Can someone please tell me how to post pictures and videos on messages. I tried to post one on both it and my profile. It let me browse my computer on my profile but wouldn't let me post the picture I selected.


----------



## flyin-lowe (Oct 3, 2009)

There is a video tutorial if you follow the directions at the top of the page. Ive only done it once and it is different then most forums.


----------



## Badfish (Oct 25, 2009)

Man I never even saw that


----------



## Oldman (May 25, 2009)

It is a breeze to post a picture. Just sign up for one of the picture hosting locations like photobucket. Upload your picture there. Paste in the link they have that has "img" in brackets, from the available options of links to use, right here, as if it was text. The result is a picture that looks like it is right here in your post but is really just a link like this one to a picture I took on an isolated beach in Oregon two summers back.


----------



## Badfish (Oct 25, 2009)

Thanks for the heip.
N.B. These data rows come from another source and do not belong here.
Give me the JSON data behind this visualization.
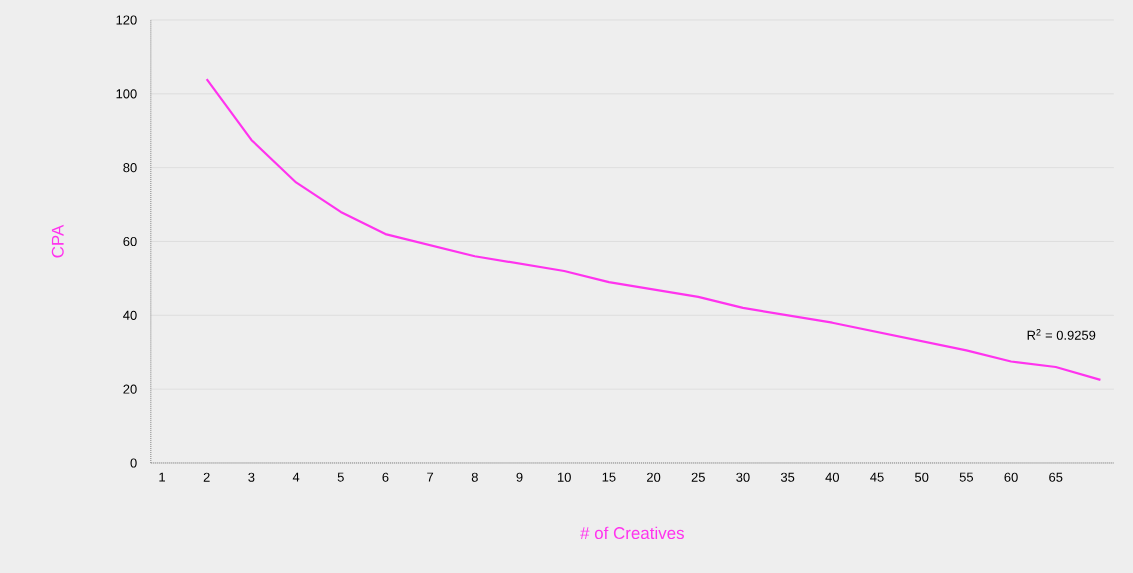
{
  "chart_data": {
    "type": "line",
    "xlabel": "# of Creatives",
    "ylabel": "CPA",
    "categories": [
      "1",
      "2",
      "3",
      "4",
      "5",
      "6",
      "7",
      "8",
      "9",
      "10",
      "15",
      "20",
      "25",
      "30",
      "35",
      "40",
      "45",
      "50",
      "55",
      "60",
      "65",
      null
    ],
    "series": [
      {
        "color": "#ff33ee",
        "values": [
          null,
          104,
          87.5,
          76,
          68,
          62,
          59,
          56,
          54,
          52,
          49,
          47,
          45,
          42,
          40,
          38,
          35.5,
          33,
          30.5,
          27.5,
          26,
          22.5
        ]
      }
    ],
    "ylim": [
      0,
      120
    ],
    "yticks": [
      0,
      20,
      40,
      60,
      80,
      100,
      120
    ],
    "grid": "y",
    "marker": "none",
    "line_style": "solid",
    "annotations": [
      "R$^{2}$ = 0.9259"
    ]
  }
}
What about videos?


----------



## phil_pl (Apr 10, 2009)

videos can be uploaded by using a hosting site like YouTube - Broadcast Yourself. then posting the embedding code on here

this code can be found right under the persons name who submitted the video on the right side of the screen when viewing the video

for example
<object width="445" height="364"><param name="movie" value="http://www.youtube.com/v/sOwut9cSwMU&hl=en&fs=1&rel=0&color1=0x006699&color2=0x54abd6&border=1"></param><param name="allowFullScreen" value="true"></param><param name="allowscriptaccess" value="always"></param><embed src="http://www.youtube.com/v/sOwut9cSwMU&hl=en&fs=1&rel=0&color1=0x006699&color2=0x54abd6&border=1" type="application/x-shockwave-flash" allowscriptaccess="always" allowfullscreen="true" width="445" height="364"></embed></object>


----------



## Badfish (Oct 25, 2009)

Thanks to all you people are great!


----------